Yargı mercileri tarafından bir sonuç alamayacağına kesin gözüyle baktığı yayınlar ile ilgili olarak, belki basın ilan kurumunu yanıltarak-ki bu şekilde yanıltmış olduğu açık bir şekilde görülmektedir-sonuç alamayacağı açıktır. İşbu başvuruya dayalı olarak savunma istenmesi de bunu doğrular niteliktedir. Burada belirttiğimiz gibi, şikâyete konu olan gazetede yapılan yayın, tamamen habercilik çerçevesi içerisinde gerçekleştirilmiştir. Yine, şikâyete konu olan yayınlar hukuka uygu niteliktedir. Ayrıca, Yargıtay tarafından istikrarlı olarak kabul edilen ilkelerle de uyum içerisindedir.” İfadelerine yer verdi.

‘YAPILAN HABER KAMUOYU YARARINADIR’

Basın özgürlüğü ile ilgili verilen yargı kararlarını da emsal gösteren Canoruç, BİK’ten şikâyetin olumsuz sonuçlandırılmasını istedi. Canoruç, ”Yapılan haberler gerçeklere/görünürdeki gerçekliğe uygundur. Günceldir, şikâyetçinin içinde bulunduğu statü ve yatırıma ve hizmete dönüşmeyerek vatandaşın ve toplumun mağduriyetine yol açan durum hakkında yapılan yayınlardan ötürü kamu yararı(toplumsal ilgi) bulunmaktadır. Bu nedenlerle şikâyet dilekçesinin reddi gerekirken başvurunun kabul edilerek, müvekkil şirket yayın kuruluşumuzdan savunma isteminde bulunulmuş olması açıkça gerçeklere ve hukuka aykırıdır. Yukarıda belirtilen nedenlerden ötürü; gerçeklere ve hukuka aykırı açıklamalar ile yapılan başvurunun reddine karar verilmesini ve tarafımıza bilgi verilmesini vekâleten arz ederiz “ denildi.

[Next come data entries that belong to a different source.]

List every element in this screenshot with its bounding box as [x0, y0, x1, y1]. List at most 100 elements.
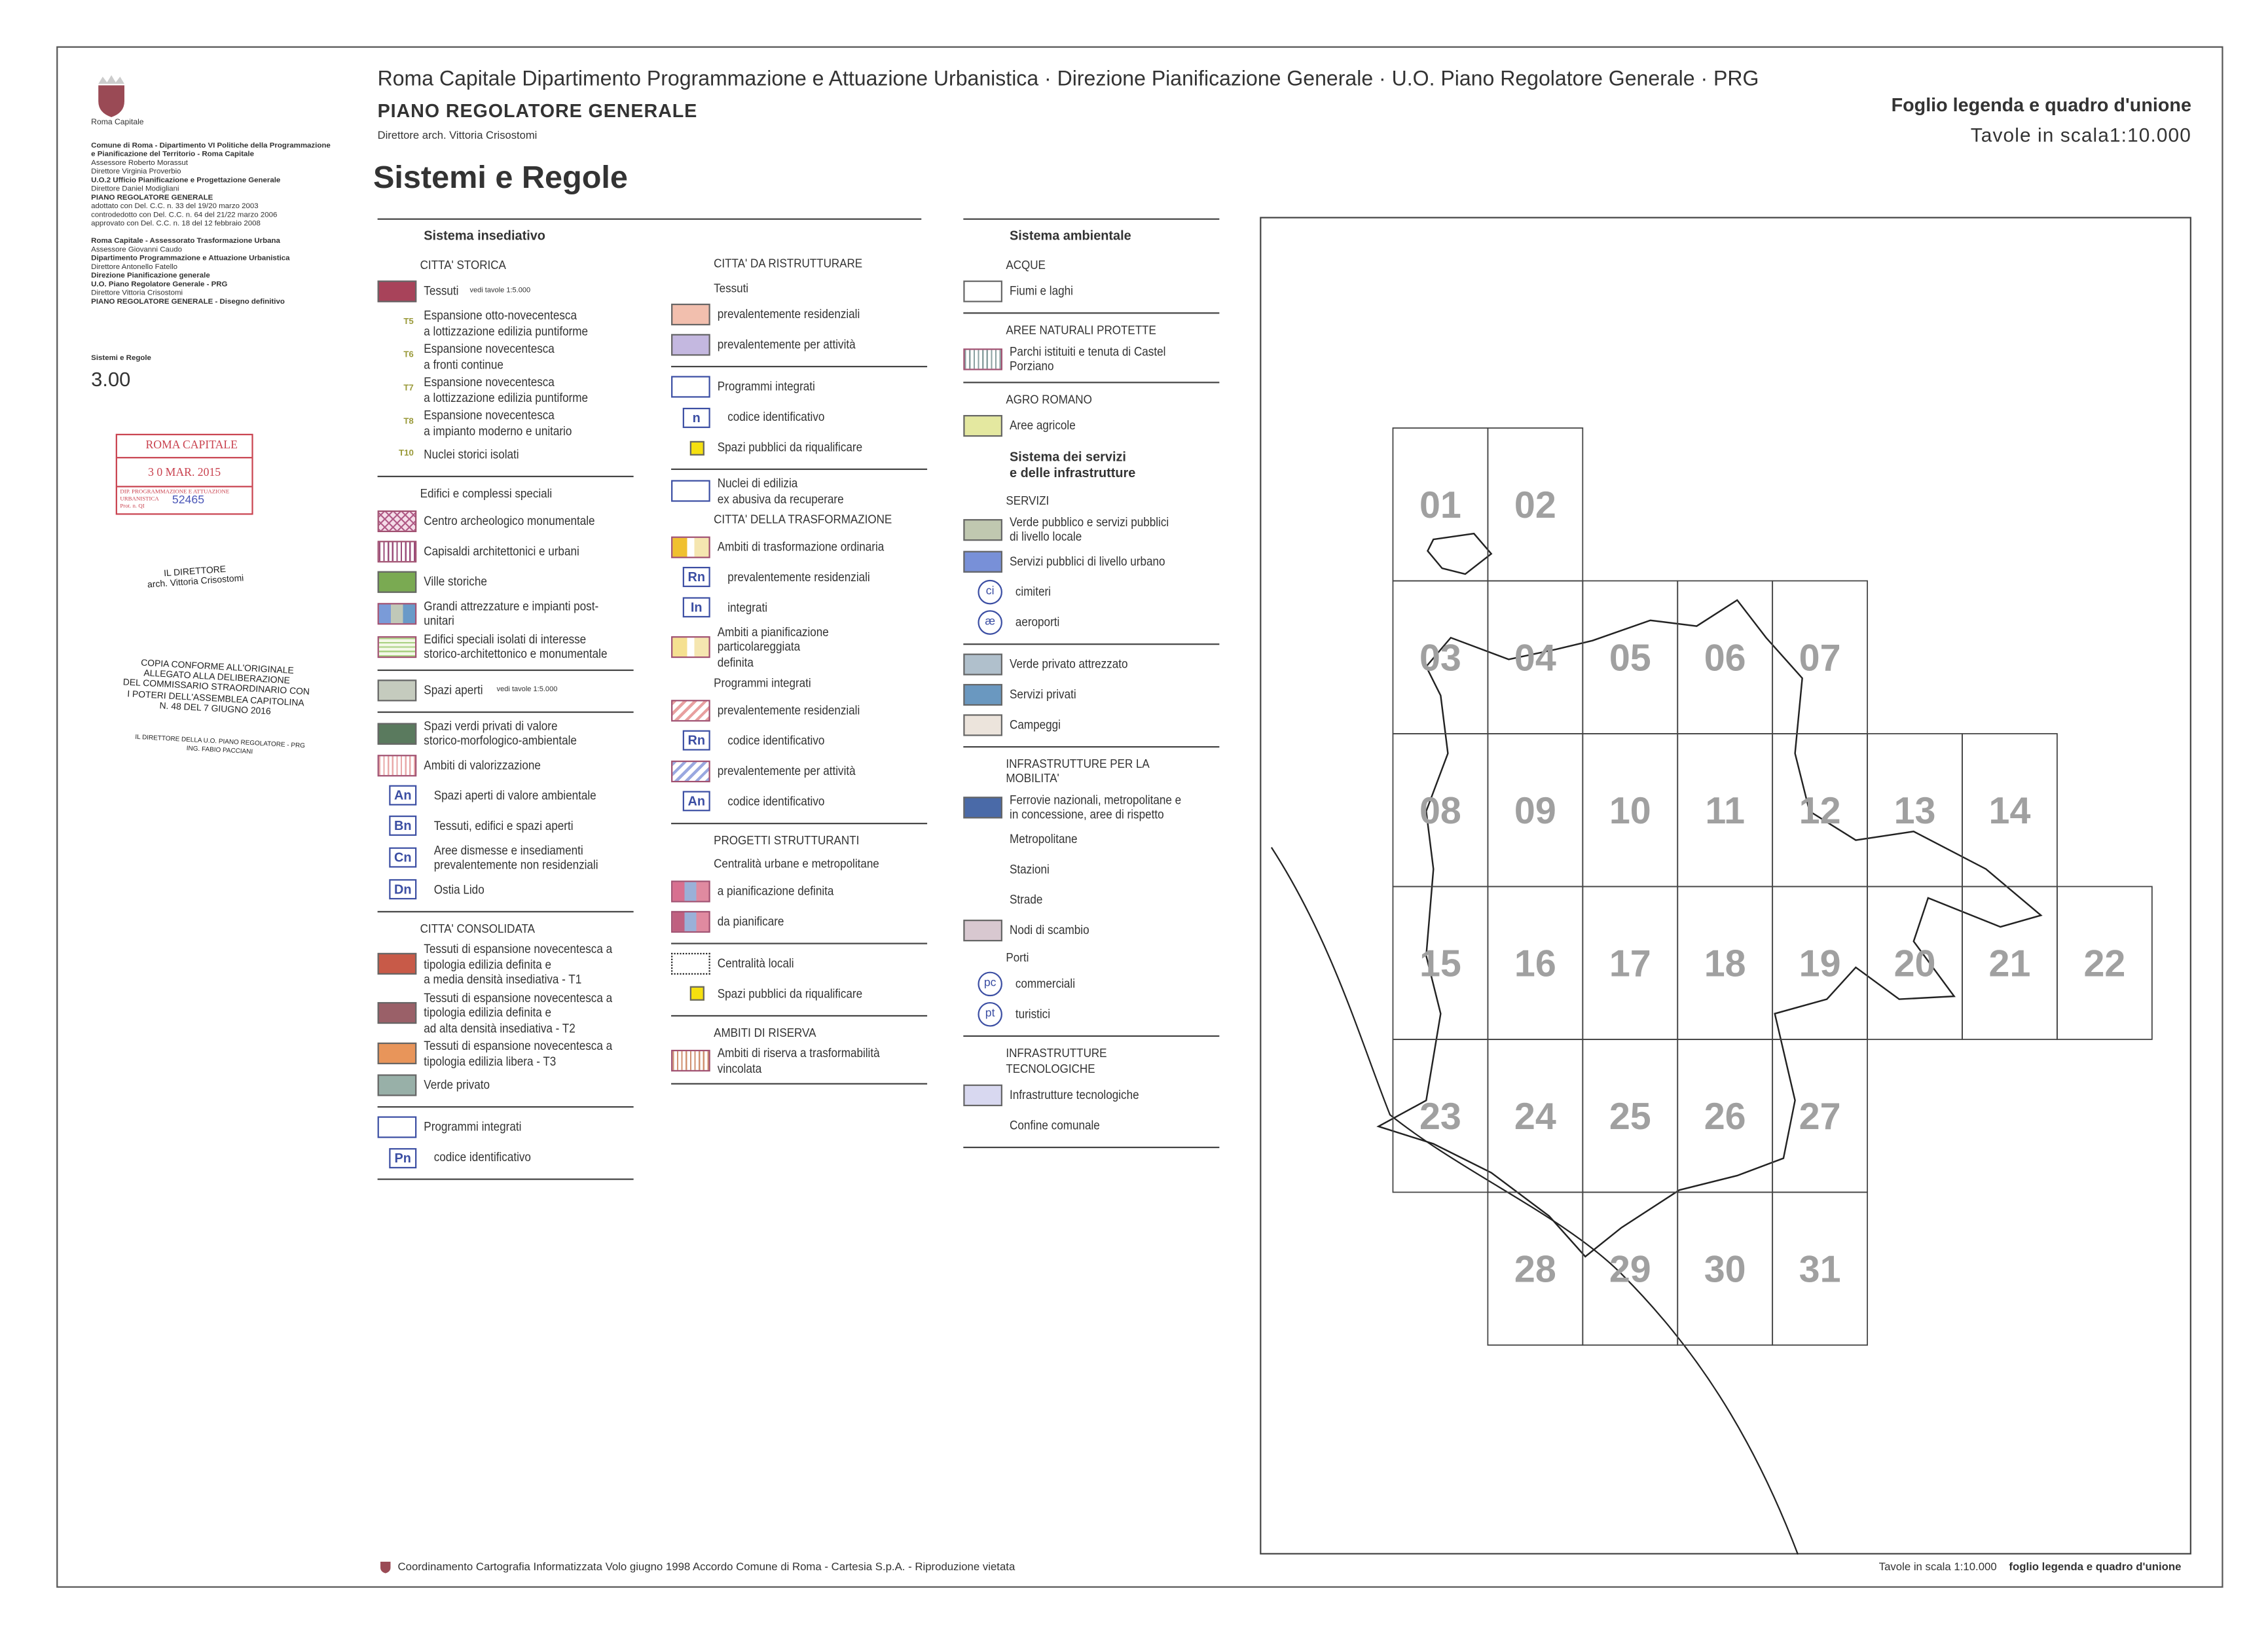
legend-item: Cn Aree dismesse e insediamenti prevalent…: [378, 841, 634, 874]
map-tile-24[interactable]: 24: [1487, 1039, 1584, 1193]
subsection-heading: Centralità urbane e metropolitane: [714, 855, 879, 871]
legend-label: cimiteri: [1015, 583, 1051, 599]
divider: [671, 1083, 928, 1085]
tile-number: 11: [1705, 790, 1745, 832]
index-map-svg: 01 02 03 04 05 06 07 08 09 10 11 12 13 14 15 16 17 18 19 20…: [1270, 427, 2153, 1555]
legend-label: Spazi pubblici da riqualificare: [717, 440, 863, 455]
tile-number: 21: [1989, 943, 2031, 984]
legend-label: Tessuti di espansione novecentesca a tip…: [424, 1038, 613, 1068]
legend-label: prevalentemente residenziali: [717, 306, 860, 321]
divider: [963, 1146, 1220, 1149]
color-swatch: [377, 280, 417, 302]
color-swatch: [377, 1001, 417, 1024]
map-tile-17[interactable]: 17: [1582, 886, 1679, 1040]
map-tile-05[interactable]: 05: [1582, 580, 1679, 734]
map-tile-20[interactable]: 20: [1867, 886, 1963, 1040]
legend-label: prevalentemente per attività: [717, 337, 856, 352]
service-symbol-icon: pt: [978, 1001, 1002, 1027]
divider: [671, 1014, 928, 1016]
credit-line: PIANO REGOLATORE GENERALE - Disegno defi…: [91, 298, 285, 307]
divider: [671, 942, 928, 944]
map-tile-30[interactable]: 30: [1677, 1191, 1774, 1346]
code-badge: Rn: [682, 567, 710, 587]
legend-item: Servizi privati: [963, 679, 1219, 709]
tile-number: 24: [1514, 1096, 1556, 1138]
roma-capitale-logo: [98, 75, 124, 117]
color-swatch: [377, 722, 417, 744]
tile-number: 25: [1609, 1096, 1651, 1138]
subsection-heading: AMBITI DI RISERVA: [714, 1024, 816, 1039]
map-tile-03[interactable]: 03: [1392, 580, 1489, 734]
credit-line: Direttore Antonello Fatello: [91, 263, 178, 272]
map-tile-19[interactable]: 19: [1772, 886, 1868, 1040]
map-tile-01[interactable]: 01: [1392, 427, 1489, 582]
legend-label: Ambiti di trasformazione ordinaria: [717, 539, 885, 554]
service-symbol-icon: ci: [978, 579, 1002, 604]
copy-stamp: COPIA CONFORME ALL'ORIGINALE ALLEGATO ALL…: [117, 657, 315, 719]
legend-item: T6 Espansione novecentesca a fronti conti…: [378, 340, 634, 373]
map-tile-25[interactable]: 25: [1582, 1039, 1679, 1193]
map-tile-12[interactable]: 12: [1772, 733, 1868, 888]
stamp-number: 52465: [172, 493, 205, 507]
legend-item: Metropolitane: [963, 823, 1219, 854]
legend-item: pt turistici: [963, 999, 1219, 1030]
map-tile-22[interactable]: 22: [2057, 886, 2153, 1040]
pattern-swatch: [377, 509, 417, 531]
tile-number: 28: [1514, 1248, 1556, 1290]
map-tile-10[interactable]: 10: [1582, 733, 1679, 888]
color-swatch: [963, 918, 1002, 941]
subsection-heading: INFRASTRUTTURE PER LA MOBILITA': [1006, 755, 1149, 785]
pattern-swatch: [671, 759, 710, 782]
tile-number: 20: [1894, 943, 1936, 984]
legend-label: Espansione novecentesca a impianto moder…: [424, 407, 572, 438]
legend-label: Campeggi: [1010, 717, 1061, 732]
legend-item: Grandi attrezzature e impianti post-unit…: [377, 596, 634, 630]
legend-item: æ aeroporti: [963, 607, 1219, 637]
map-tile-14[interactable]: 14: [1962, 733, 2058, 888]
map-tile-13[interactable]: 13: [1867, 733, 1963, 888]
tissue-code: T5: [403, 318, 414, 327]
pattern-swatch: [671, 1049, 710, 1072]
legend-item: Ville storiche: [377, 566, 634, 596]
map-tile-08[interactable]: 08: [1392, 733, 1489, 888]
legend-item: Strade: [963, 884, 1219, 914]
legend-item: T10 Nuclei storici isolati: [378, 440, 634, 470]
legend-item: Programmi integrati: [377, 1112, 634, 1142]
subsection-heading: INFRASTRUTTURE TECNOLOGICHE: [1006, 1045, 1107, 1075]
legend-item: Nuclei di edilizia ex abusiva da recuper…: [671, 475, 927, 508]
color-swatch: [377, 953, 417, 975]
color-swatch: [377, 570, 417, 592]
tile-number: 06: [1704, 637, 1746, 679]
map-tile-09[interactable]: 09: [1487, 733, 1584, 888]
stamp-office: DIP. PROGRAMMAZIONE E ATTUAZIONE URBANIS…: [120, 487, 230, 502]
pattern-swatch: [963, 348, 1002, 370]
map-tile-29[interactable]: 29: [1582, 1191, 1679, 1346]
legend-item: Dn Ostia Lido: [378, 874, 634, 904]
map-tile-07[interactable]: 07: [1772, 580, 1868, 734]
map-tile-21[interactable]: 21: [1962, 886, 2058, 1040]
footer-credits: Coordinamento Cartografia Informatizzata…: [397, 1560, 1015, 1574]
map-tile-02[interactable]: 02: [1487, 427, 1584, 582]
tile-number: 31: [1799, 1248, 1841, 1290]
small-swatch: [689, 440, 704, 455]
map-tile-18[interactable]: 18: [1677, 886, 1774, 1040]
legend-label: Confine comunale: [1010, 1118, 1100, 1133]
map-tile-26[interactable]: 26: [1677, 1039, 1774, 1193]
legend-item: Infrastrutture tecnologiche: [963, 1080, 1219, 1110]
legend-label: Edifici speciali isolati di interesse st…: [424, 631, 608, 661]
map-tile-16[interactable]: 16: [1487, 886, 1584, 1040]
credit-line: PIANO REGOLATORE GENERALE: [91, 194, 213, 203]
map-tile-23[interactable]: 23: [1392, 1039, 1489, 1193]
color-swatch: [963, 796, 1002, 818]
map-tile-11[interactable]: 11: [1677, 733, 1774, 888]
stamp-title: ROMA CAPITALE: [117, 435, 252, 459]
map-tile-06[interactable]: 06: [1677, 580, 1774, 734]
divider: [963, 745, 1220, 747]
map-tile-31[interactable]: 31: [1772, 1191, 1868, 1346]
pattern-swatch: [377, 602, 417, 624]
color-swatch: [963, 1084, 1002, 1107]
legend-item: Centralità locali: [671, 948, 927, 978]
map-tile-28[interactable]: 28: [1487, 1191, 1584, 1346]
sheet-frame: [56, 46, 2223, 1588]
legend-item: Edifici speciali isolati di interesse st…: [377, 630, 634, 663]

BİK KARARI :’ İFADE ÖZGÜRLÜĞÜNE UYGUN’

Basın İlan Kurumu tarafından yapılan değerlendirmede DSİ’nin yaptığı şikâyet net ifadelerle red edildi. BİK’in kararında,”Diyarbakır Söz Gazetesi’nin 20 Ocak 2012 tarihli nüshasında ‘İhanetlik değil de Nedir ‘başlıklı haber ve ‘Kalemin Dil’i köşesinde Ömer Büyüktimur tarafından kaleme alınan ‘ihanetlik değil de nedir?’ başlıklı köşe yazısının DSİ 10.Bölge Müdürlüğü ve bu müdürlüğün bürokratları hakkında haber niteliğinde eleştiriler yaptığı ancak bu eleştirilerin basın ve ifade özgürlüğünün sınırları içinde kalarak Basın Ahlak Esaslarını ihlal etmediği görülmüştür. Sonuç itibariyle bu haberler ve söz konusu köşe yazısı, Basın Ahlak Esasları hakkında 129 sayılı Genel Kurul Kararının 1’inci maddesini ihlal etmediğinden, anılan gazete hakkında 195 sayılı kanunun 59’üncü maddesinin (a) bendine göre müeyyide uygulanmasına mahal olmadığını karar verilmiştir.” İfadeleri kullanıldı.